Patients and families also are often influenced by cultural factors, he added. Rural residents are more likely to expect to die at home, while those who live in urban areas routinely expect to go to a hospital and receive aggressive care to the end.

Warner, 54, acknowledged that personal experience has helped shape his thinking on the issue. His mother, who now requires hospice care, has had a long and difficult struggle with Alzheimer's disease.

Caplan predicted it will take more than voluntary efforts by the medical, legal and religious communities to get most Americans to make better decisions about end-of-life care.

Most states now have provisions for living wills, and it's routine for doctors to encourage patients and families to provide detailed directives for terminal care, Caplan said. But relatively few people agree to limit life-prolonging treatments, and many change their minds when a hopeless illness or injury occurs.

When a loved one is dying, "family and friends want to feel like they did every-thing" and the health-care system encourages them to pursue every available treatment, Caplan said. Such treatments often are very profitable for hospitals, and doctors fear they'll face malpractice lawsuits if they hold back, he added.

Steffie Woolhandler, a Harvard Medical School professor and co-founder of Physicians for a National Health Program, argued that there's no evidence the end-of-life planning Warner advocated would reduce health-care costs.

Everyone should plan for end-of-life care, she said, but the key to reducing costs is replacing the private insurance plans that pay for most U.S. health care with a government-run "single-payer" health system.
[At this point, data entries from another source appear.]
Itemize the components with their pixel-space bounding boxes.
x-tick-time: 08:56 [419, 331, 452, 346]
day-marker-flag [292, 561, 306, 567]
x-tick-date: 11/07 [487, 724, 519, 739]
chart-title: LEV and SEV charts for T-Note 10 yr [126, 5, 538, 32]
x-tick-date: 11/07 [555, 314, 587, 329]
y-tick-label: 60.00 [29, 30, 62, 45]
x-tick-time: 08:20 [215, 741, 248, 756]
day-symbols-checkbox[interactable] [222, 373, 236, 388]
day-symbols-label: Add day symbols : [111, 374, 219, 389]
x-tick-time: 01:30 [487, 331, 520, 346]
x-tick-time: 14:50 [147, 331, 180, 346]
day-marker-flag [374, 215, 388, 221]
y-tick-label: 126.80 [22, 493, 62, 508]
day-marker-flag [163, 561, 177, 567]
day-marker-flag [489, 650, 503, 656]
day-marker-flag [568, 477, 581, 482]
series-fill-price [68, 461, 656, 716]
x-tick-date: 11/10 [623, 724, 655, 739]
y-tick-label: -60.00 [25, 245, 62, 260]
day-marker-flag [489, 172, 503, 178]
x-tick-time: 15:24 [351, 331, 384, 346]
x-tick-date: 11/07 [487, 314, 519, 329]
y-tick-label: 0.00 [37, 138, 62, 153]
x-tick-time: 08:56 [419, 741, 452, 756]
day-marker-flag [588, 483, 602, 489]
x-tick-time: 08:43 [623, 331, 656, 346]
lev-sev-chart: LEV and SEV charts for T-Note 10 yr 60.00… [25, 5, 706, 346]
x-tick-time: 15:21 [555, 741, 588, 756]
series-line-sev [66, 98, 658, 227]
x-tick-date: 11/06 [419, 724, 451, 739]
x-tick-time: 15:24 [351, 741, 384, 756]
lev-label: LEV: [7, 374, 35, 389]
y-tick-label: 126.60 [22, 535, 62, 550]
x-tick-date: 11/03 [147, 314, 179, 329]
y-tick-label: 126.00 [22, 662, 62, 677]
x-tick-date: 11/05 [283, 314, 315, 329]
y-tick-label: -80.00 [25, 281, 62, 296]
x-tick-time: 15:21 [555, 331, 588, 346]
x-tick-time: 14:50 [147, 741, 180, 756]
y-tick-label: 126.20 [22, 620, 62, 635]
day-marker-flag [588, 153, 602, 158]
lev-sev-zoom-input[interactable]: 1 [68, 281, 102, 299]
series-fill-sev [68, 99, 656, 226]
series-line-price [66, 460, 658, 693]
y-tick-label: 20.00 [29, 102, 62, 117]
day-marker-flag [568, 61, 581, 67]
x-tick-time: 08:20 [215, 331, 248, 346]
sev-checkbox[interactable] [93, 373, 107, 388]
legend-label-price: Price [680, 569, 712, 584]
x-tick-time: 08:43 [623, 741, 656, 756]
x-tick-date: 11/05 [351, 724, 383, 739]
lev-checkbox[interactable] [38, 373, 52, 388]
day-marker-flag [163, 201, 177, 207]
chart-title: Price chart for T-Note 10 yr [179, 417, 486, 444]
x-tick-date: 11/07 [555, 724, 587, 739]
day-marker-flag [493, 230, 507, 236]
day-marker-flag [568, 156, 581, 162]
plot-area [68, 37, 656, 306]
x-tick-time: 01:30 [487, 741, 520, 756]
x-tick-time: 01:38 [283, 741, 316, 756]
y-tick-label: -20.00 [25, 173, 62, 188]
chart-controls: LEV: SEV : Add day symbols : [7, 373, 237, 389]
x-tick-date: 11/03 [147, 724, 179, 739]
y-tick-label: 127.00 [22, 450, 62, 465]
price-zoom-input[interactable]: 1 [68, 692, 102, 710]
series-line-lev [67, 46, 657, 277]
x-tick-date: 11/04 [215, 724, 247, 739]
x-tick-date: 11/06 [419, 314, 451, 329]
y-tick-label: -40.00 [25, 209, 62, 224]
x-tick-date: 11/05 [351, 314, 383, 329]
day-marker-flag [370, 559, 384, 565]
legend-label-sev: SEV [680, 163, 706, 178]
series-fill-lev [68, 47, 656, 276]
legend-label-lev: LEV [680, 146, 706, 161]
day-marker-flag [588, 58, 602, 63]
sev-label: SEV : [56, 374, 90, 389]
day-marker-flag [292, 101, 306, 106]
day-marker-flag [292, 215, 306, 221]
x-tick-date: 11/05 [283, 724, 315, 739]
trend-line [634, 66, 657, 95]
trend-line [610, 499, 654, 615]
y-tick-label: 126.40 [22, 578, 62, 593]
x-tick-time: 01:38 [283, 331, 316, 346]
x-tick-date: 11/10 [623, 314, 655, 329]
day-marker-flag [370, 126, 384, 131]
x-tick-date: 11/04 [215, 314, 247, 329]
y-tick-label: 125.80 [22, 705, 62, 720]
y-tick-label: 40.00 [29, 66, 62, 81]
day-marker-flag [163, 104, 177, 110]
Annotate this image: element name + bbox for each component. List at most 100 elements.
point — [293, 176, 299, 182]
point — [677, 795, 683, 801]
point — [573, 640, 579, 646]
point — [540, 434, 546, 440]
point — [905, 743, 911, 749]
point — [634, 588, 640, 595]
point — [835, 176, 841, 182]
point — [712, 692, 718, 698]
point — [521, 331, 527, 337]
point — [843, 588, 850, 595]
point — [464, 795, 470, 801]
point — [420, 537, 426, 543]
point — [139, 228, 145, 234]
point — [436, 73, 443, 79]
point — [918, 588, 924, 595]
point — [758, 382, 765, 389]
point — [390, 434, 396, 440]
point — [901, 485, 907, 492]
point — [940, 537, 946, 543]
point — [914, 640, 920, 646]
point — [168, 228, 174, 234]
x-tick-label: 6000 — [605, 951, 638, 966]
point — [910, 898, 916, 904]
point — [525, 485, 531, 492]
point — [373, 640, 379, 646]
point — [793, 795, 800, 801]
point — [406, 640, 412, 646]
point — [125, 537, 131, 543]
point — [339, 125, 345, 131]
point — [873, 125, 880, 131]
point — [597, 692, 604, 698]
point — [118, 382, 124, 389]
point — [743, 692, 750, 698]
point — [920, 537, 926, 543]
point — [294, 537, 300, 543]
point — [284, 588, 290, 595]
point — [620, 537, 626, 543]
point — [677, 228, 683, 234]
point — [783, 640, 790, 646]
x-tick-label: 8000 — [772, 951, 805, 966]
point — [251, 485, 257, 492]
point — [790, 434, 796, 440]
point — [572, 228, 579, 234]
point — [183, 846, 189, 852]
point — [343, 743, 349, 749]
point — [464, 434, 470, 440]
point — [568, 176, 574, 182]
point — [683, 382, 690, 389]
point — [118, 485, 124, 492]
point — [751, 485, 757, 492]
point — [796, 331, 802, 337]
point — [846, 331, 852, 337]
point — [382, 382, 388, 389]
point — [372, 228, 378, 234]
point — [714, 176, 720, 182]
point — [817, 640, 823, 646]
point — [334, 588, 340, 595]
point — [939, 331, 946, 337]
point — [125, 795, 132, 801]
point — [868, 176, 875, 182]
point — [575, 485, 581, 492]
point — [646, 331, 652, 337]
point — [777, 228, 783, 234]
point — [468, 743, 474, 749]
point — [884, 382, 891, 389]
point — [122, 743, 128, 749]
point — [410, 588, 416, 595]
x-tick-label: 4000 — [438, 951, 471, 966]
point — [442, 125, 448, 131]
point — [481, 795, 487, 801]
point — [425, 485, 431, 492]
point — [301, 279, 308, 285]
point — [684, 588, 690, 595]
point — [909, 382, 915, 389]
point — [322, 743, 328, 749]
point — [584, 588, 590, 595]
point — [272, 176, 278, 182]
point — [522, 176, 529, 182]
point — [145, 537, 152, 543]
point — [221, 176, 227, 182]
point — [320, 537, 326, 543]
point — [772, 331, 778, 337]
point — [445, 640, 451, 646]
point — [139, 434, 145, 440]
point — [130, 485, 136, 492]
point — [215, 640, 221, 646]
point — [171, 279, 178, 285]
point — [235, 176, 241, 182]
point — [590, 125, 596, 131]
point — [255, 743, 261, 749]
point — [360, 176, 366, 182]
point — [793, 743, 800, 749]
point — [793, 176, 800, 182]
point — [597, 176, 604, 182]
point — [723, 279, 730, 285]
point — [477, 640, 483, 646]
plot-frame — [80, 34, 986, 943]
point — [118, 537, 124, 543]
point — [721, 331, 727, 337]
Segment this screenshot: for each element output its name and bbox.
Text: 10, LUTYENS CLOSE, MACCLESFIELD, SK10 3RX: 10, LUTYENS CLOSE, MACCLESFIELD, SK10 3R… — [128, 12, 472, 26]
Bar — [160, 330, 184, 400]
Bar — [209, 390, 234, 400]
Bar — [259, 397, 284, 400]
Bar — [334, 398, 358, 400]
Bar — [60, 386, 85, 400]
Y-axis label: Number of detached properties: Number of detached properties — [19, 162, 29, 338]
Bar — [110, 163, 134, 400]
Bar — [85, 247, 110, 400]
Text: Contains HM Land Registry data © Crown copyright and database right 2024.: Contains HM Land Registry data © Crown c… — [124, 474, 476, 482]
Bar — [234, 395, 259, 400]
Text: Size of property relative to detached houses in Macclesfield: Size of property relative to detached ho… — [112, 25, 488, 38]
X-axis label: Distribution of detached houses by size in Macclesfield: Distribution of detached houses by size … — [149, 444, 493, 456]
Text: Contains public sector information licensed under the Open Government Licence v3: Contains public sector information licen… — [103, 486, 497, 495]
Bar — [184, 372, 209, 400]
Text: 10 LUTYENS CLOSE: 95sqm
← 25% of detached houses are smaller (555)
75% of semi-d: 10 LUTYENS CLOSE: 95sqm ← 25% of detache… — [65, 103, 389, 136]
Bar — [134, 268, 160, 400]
"There's a tremendous amount of waste" associated with private insurance, Woolhandler said, with companies overcharging by about 13 percent nationally.

Warner co-founded the Virginia Health Care Foundation in the mid-1990s to channel private funds to boost care for uninsured Virginians. He made clear Tuesday that he wants to retain private insurers while cutting costs.

"We must ensure affordable coverage choices for all Americans not just because it is morally right, but because it is essential to making the system work," he asserted.

Warner also said he wants substantial federal investments in computerized record-keeping for doctors and hospitals. Once better record s systems are in place, the medical community must develop national standards "on what works and what does not " in caring for patients, he said.

Doctors and hospitals who follow those standards should get at least some protection from malpractice suits, Warner argued.

"I'll get whacked" by some fellow Democrats for that suggestion, he predicted. "But if you're asking the health-care system to make these dramatic changes... you've got to have the incentives in place to drive that."

Warner said he understands that the public is focused on the $600 billion price tag that Obama has put on the health-reform effort included in the federal budget unveiled last week.

But with annual health-care costs expected to nearly double, to $4.3 trillion, over the next decade, "The direction in which we are headed is simply not sustainable - either for the public sector or for private industry," Warner said.

"Failing to act will still mean cuts in health-care spending."